Objet de cette ferveur, un jeune homme se tenait sur les marches flanquant le portail d’entrée, encadré de quelques nobles en grande tenue, bliauts de soie et mantels brodés. D’à peine vingt ans, il était habillé plus magnifiquement encore que son entourage, recouvert d’orfrois et de passementerie. Mais ce qui le distinguait entre tous, c’était la couronne qui ceignait son front. La couronne des rois de Jérusalem qu’il arborait face à la foule venue l’acclamer. Il souriait, saluant les présents, son peuple, comme ses ancêtres avant lui.

Parmi les anonymes, un rouquin s’enthousiasmait, criait, emporté par la liesse communicative. Les dernières années avaient été rudes, avec la perte de territoires au nord, l’échec de la grande campagne menée avec les souverains allemands et français face à Damas. En outre, depuis la mort de Foulque1), la reine mère2) et le jeune Baudoin3) ne parvenaient pas à s’entendre pour diriger le royaume. Habituellement le roi se faisait de nouveau couronner à l’occasion des fêtes de Pâques, profitant de la présence des voyageurs lointains pour proclamer son pouvoir. Or, depuis plusieurs années le peuple de Jérusalem n’avait pu assister à pareille cérémonie. Son apparition sur les marches, ceint du symbole de son autorité, avait embrasé la population inquiète et fait retentir des hymnes de joie, des Actions de grâce.

Eudes tendit l’oreille à ce qui se disait alentour : le vieux Patriarche n’avait pu accepter de poser lui-même la couronne sur le front du jeune Baudoin, car Mélisende était absente, et cela ne pouvait se faire sans elle. Pourtant le roi était là, face à la foule, acclamé comme le souverain qu’il était. Recevant un léger coup de coude, Eudes se tourna vers son compagnon, un brun enrobé répondant au nom de Droart. Guère plus âgé, celui-ci venait d’entrer comme sergent dans l’administration royale. Il passait d’ailleurs la plupart de sa solde gagnée à surveiller les portes de la ville en liquides divers et variés qu’il ingérait avec ses amis. Empli de retenue, son visage était inquiet malgré l’enthousiasme ambiant.

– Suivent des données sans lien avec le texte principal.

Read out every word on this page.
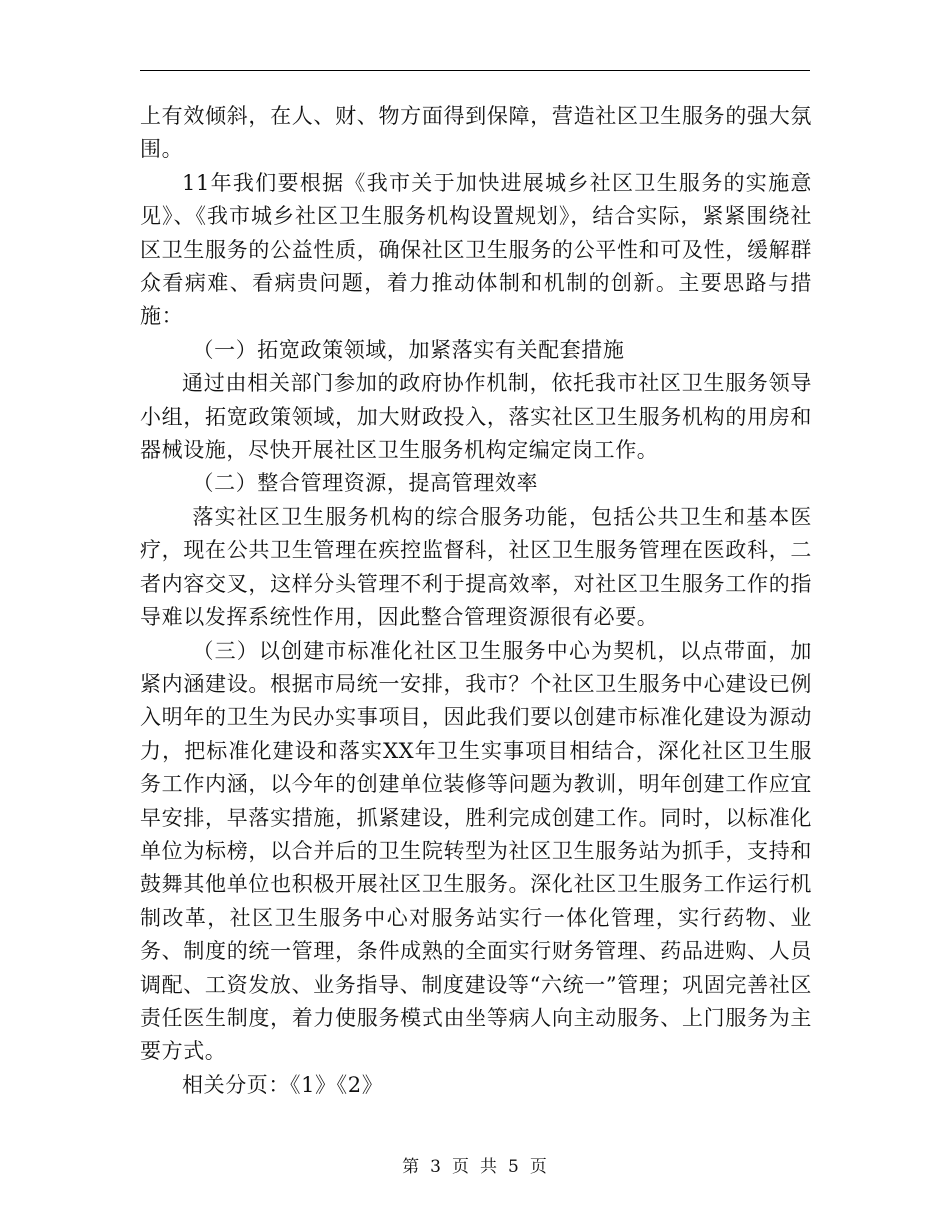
上有效倾斜，在人、财、物方面得到保障，营造社区卫生服务的强大氛围。

11年我们要根据《我市关于加快进展城乡社区卫生服务的实施意见》、《我市城乡社区卫生服务机构设置规划》，结合实际，紧紧围绕社区卫生服务的公益性质，确保社区卫生服务的公平性和可及性，缓解群众看病难、看病贵问题，着力推动体制和机制的创新。主要思路与措施：

（一）拓宽政策领域，加紧落实有关配套措施

通过由相关部门参加的政府协作机制，依托我市社区卫生服务领导小组，拓宽政策领域，加大财政投入，落实社区卫生服务机构的用房和器械设施，尽快开展社区卫生服务机构定编定岗工作。

（二）整合管理资源，提高管理效率

落实社区卫生服务机构的综合服务功能，包括公共卫生和基本医疗，现在公共卫生管理在疾控监督科，社区卫生服务管理在医政科，二者内容交叉，这样分头管理不利于提高效率，对社区卫生服务工作的指导难以发挥系统性作用，因此整合管理资源很有必要。

（三）以创建市标准化社区卫生服务中心为契机，以点带面，加紧内涵建设。根据市局统一安排，我市？个社区卫生服务中心建设已例入明年的卫生为民办实事项目，因此我们要以创建市标准化建设为源动力，把标准化建设和落实XX年卫生实事项目相结合，深化社区卫生服务工作内涵，以今年的创建单位装修等问题为教训，明年创建工作应宜早安排，早落实措施，抓紧建设，胜利完成创建工作。同时，以标准化单位为标榜，以合并后的卫生院转型为社区卫生服务站为抓手，支持和鼓舞其他单位也积极开展社区卫生服务。深化社区卫生服务工作运行机制改革，社区卫生服务中心对服务站实行一体化管理，实行药物、业务、制度的统一管理，条件成熟的全面实行财务管理、药品进购、人员调配、工资发放、业务指导、制度建设等“六统一”管理；巩固完善社区责任医生制度，着力使服务模式由坐等病人向主动服务、上门服务为主要方式。

相关分页：《1》《2》

第 3 页 共 5 页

« Ça va pas plaire à la reine… dit Droart.

– Pourquoi donc ? Le roi a coutume de se faire ainsi reconnaître.

– Elle a été couronnée de nouvel en même temps que lui, et saura rappeler qu’elle dirige le royaume également.

– Il est temps pour elle de laisser place, non ?

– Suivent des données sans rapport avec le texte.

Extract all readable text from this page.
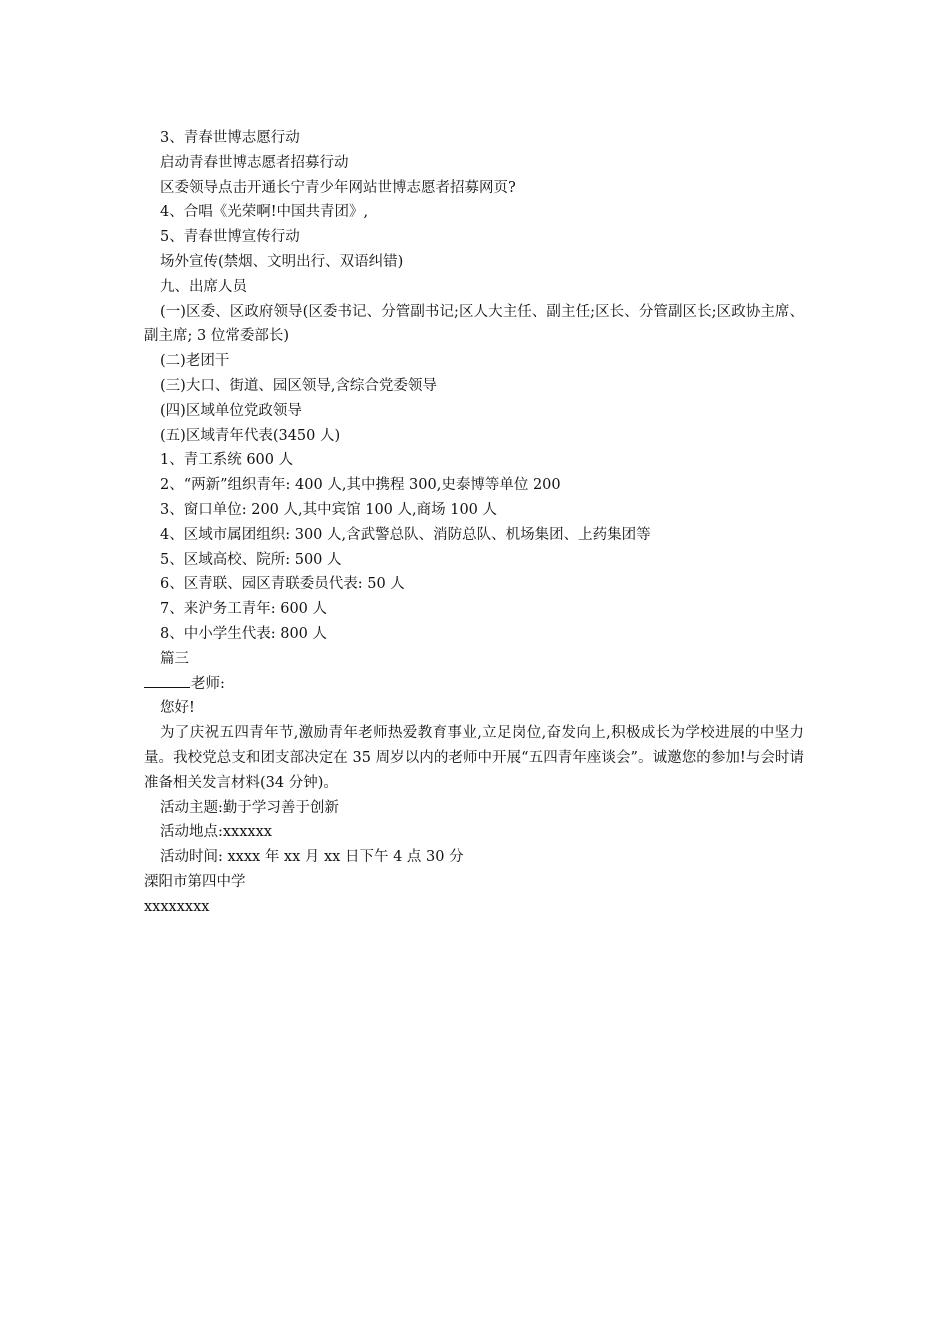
3、青春世博志愿行动

启动青春世博志愿者招募行动

区委领导点击开通长宁青少年网站世博志愿者招募网页?

4、合唱《光荣啊!中国共青团》,

5、青春世博宣传行动

场外宣传(禁烟、文明出行、双语纠错)

九、出席人员

(一)区委、区政府领导(区委书记、分管副书记;区人大主任、副主任;区长、分管副区长;区政协主席、副主席; 3 位常委部长)

(二)老团干

(三)大口、街道、园区领导,含综合党委领导

(四)区域单位党政领导

(五)区域青年代表(3450 人)

1、青工系统 600 人

2、“两新”组织青年: 400 人,其中携程 300,史泰博等单位 200

3、窗口单位: 200 人,其中宾馆 100 人,商场 100 人

4、区域市属团组织: 300 人,含武警总队、消防总队、机场集团、上药集团等

5、区域高校、院所: 500 人

6、区青联、园区青联委员代表: 50 人

7、来沪务工青年: 600 人

8、中小学生代表: 800 人

篇三

老师:

您好!

为了庆祝五四青年节,激励青年老师热爱教育事业,立足岗位,奋发向上,积极成长为学校进展的中坚力量。我校党总支和团支部决定在 35 周岁以内的老师中开展“五四青年座谈会”。诚邀您的参加!与会时请准备相关发言材料(34 分钟)。

活动主题:勤于学习善于创新

活动地点:xxxxxx

活动时间: xxxx 年 xx 月 xx 日下午 4 点 30 分

溧阳市第四中学

xxxxxxxx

– Elle est fille et femme de roi, sa place est aux côtés de Baudoin ! »

Eudes comprit que son ami ne goûtait guère de voir le jeune roi manifester tant d’indépendance. Comme beaucoup d’habitants de Jérusalem, Droart appréciait beaucoup Mélisende. Si elle n’était pas aussi habile que son fils à la guerre ou dans les affaires diplomatiques, son talent pour gérer le domaine et satisfaire les populations était reconnu.

Fille de Baudoin du Bourcq, elle était née pratiquement en même temps que le royaume et l’incarnait pleinement depuis un demi-siècle. En outre, depuis une vingtaine d’années qu’elle dirigeait, on s’était habitué à sa présence, sa silhouette hiératique lors des cérémonies. Ainsi qu’à son caractère ombrageux, bien qu’il trouvât rarement à s’exercer à l’encontre des plus humbles.

Baudoin monta les quelques marches qui menaient à la chapelle du Calvaire, y pénétrant après un dernier salut à la foule. Voyant la presse sous les portes du sanctuaire, Droart et Eudes renoncèrent à y entrer et préférèrent s’éloigner. Il leur fallut jouer des coudes et se faufiler péniblement avant de s’extraire de la rue, près du change syrien. De là, ils rejoignirent rapidement Malquisinat, où ils espéraient trouver de quoi se restaurer.

C’était un jour férié, mais les commerces de bouche étaient ouverts, par permission exceptionnelle. L’afflux de pèlerins et de voyageurs était tel qu’il était difficile de nourrir tout le monde correctement au sein des établissements religieux. Ceux qui en avaient les moyens, ou le désir, pouvaient donc acheter des mets tout prêts aux charcutiers, pâtissiers, cuisiniers.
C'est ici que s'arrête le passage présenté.